值得注意的是,从 sample 的角度来看,使用 Independent 不会发生任何改变:

describe_sample_tensor_shapes(
    [two_by_five_bernoulli,
     two_sets_of_five,
     one_set_of_two_by_five],
    [[3, 5]])
tfp.distributions.Bernoulli("Two_By_Five_Bernoulli", batch_shape=[2, 5], event_shape=[], dtype=int32)
Sample shape: [3, 5]
Returned sample tensor shape: (3, 5, 2, 5)

tfp.distributions.Independent("Two_Sets_Of_Five", batch_shape=[2], event_shape=[5], dtype=int32)
Sample shape: [3, 5]
Returned sample tensor shape: (3, 5, 2, 5)

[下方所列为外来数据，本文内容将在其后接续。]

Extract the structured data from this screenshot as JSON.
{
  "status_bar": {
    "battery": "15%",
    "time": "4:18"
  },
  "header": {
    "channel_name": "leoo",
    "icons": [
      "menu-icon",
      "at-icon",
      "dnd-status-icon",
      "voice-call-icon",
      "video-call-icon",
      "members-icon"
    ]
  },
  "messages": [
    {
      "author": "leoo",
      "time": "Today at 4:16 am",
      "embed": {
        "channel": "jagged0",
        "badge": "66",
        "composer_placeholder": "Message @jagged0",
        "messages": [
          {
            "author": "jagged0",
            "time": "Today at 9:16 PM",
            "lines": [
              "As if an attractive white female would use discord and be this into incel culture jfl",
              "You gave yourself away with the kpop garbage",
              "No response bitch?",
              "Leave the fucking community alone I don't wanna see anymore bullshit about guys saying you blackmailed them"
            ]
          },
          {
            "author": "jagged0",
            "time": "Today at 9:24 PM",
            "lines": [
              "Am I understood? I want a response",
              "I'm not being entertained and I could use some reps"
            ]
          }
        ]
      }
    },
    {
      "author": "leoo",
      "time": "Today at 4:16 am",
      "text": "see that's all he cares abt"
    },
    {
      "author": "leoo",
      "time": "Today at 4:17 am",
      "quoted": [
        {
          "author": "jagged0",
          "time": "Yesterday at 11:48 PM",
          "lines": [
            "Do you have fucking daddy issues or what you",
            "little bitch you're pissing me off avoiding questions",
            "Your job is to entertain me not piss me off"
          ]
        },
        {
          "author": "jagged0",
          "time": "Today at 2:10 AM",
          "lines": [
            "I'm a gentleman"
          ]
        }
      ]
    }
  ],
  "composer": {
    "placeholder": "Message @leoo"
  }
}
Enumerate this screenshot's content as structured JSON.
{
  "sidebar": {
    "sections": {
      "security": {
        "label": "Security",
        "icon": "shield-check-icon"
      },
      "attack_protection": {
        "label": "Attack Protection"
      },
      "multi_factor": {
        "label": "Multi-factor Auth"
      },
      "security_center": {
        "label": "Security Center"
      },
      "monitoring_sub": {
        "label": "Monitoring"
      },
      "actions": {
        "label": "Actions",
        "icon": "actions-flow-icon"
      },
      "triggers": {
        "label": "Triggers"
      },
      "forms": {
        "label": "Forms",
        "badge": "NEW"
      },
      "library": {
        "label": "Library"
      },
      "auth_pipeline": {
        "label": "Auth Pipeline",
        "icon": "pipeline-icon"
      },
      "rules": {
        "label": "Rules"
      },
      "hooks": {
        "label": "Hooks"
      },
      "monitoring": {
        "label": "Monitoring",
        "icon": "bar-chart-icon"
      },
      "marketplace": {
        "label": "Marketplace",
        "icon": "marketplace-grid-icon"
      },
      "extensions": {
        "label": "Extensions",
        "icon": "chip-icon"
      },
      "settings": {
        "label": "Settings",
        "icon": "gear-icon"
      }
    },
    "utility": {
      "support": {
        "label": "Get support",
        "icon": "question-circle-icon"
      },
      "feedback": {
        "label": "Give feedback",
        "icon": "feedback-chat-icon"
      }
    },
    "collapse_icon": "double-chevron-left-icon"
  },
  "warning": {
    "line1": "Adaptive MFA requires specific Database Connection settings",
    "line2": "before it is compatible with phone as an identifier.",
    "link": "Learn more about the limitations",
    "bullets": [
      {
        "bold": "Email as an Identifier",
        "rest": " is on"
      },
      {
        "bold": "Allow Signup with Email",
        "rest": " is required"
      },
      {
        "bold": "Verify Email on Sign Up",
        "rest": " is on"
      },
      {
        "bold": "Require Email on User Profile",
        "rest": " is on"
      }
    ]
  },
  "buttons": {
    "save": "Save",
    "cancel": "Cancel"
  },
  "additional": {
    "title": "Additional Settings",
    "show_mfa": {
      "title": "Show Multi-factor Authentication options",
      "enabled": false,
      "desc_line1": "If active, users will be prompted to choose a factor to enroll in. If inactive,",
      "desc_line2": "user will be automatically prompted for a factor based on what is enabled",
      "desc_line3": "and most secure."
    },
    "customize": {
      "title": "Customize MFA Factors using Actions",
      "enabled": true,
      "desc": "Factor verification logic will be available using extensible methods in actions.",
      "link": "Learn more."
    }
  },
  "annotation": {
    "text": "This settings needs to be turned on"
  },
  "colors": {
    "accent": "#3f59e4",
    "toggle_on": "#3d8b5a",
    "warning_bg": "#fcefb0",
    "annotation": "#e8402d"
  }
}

tfp.distributions.Independent("One_Set_Of_Two_By_Five", batch_shape=[], event_shape=[2, 5], dtype=int32)
Sample shape: [3, 5]
Returned sample tensor shape: (3, 5, 2, 5)

作为给读者的临别练习,我们建议从抽样和对数概率角度来考虑 Normal 分布的向量批次与 MultivariateNormalDiag 分布之间的差异和相似性。我们如何使用 Independent 从一个 Normal 批次构造一个 MultivariateNormalDiag?(请注意,MultivariateNormalDiag 实际上并未以这种方式实现。)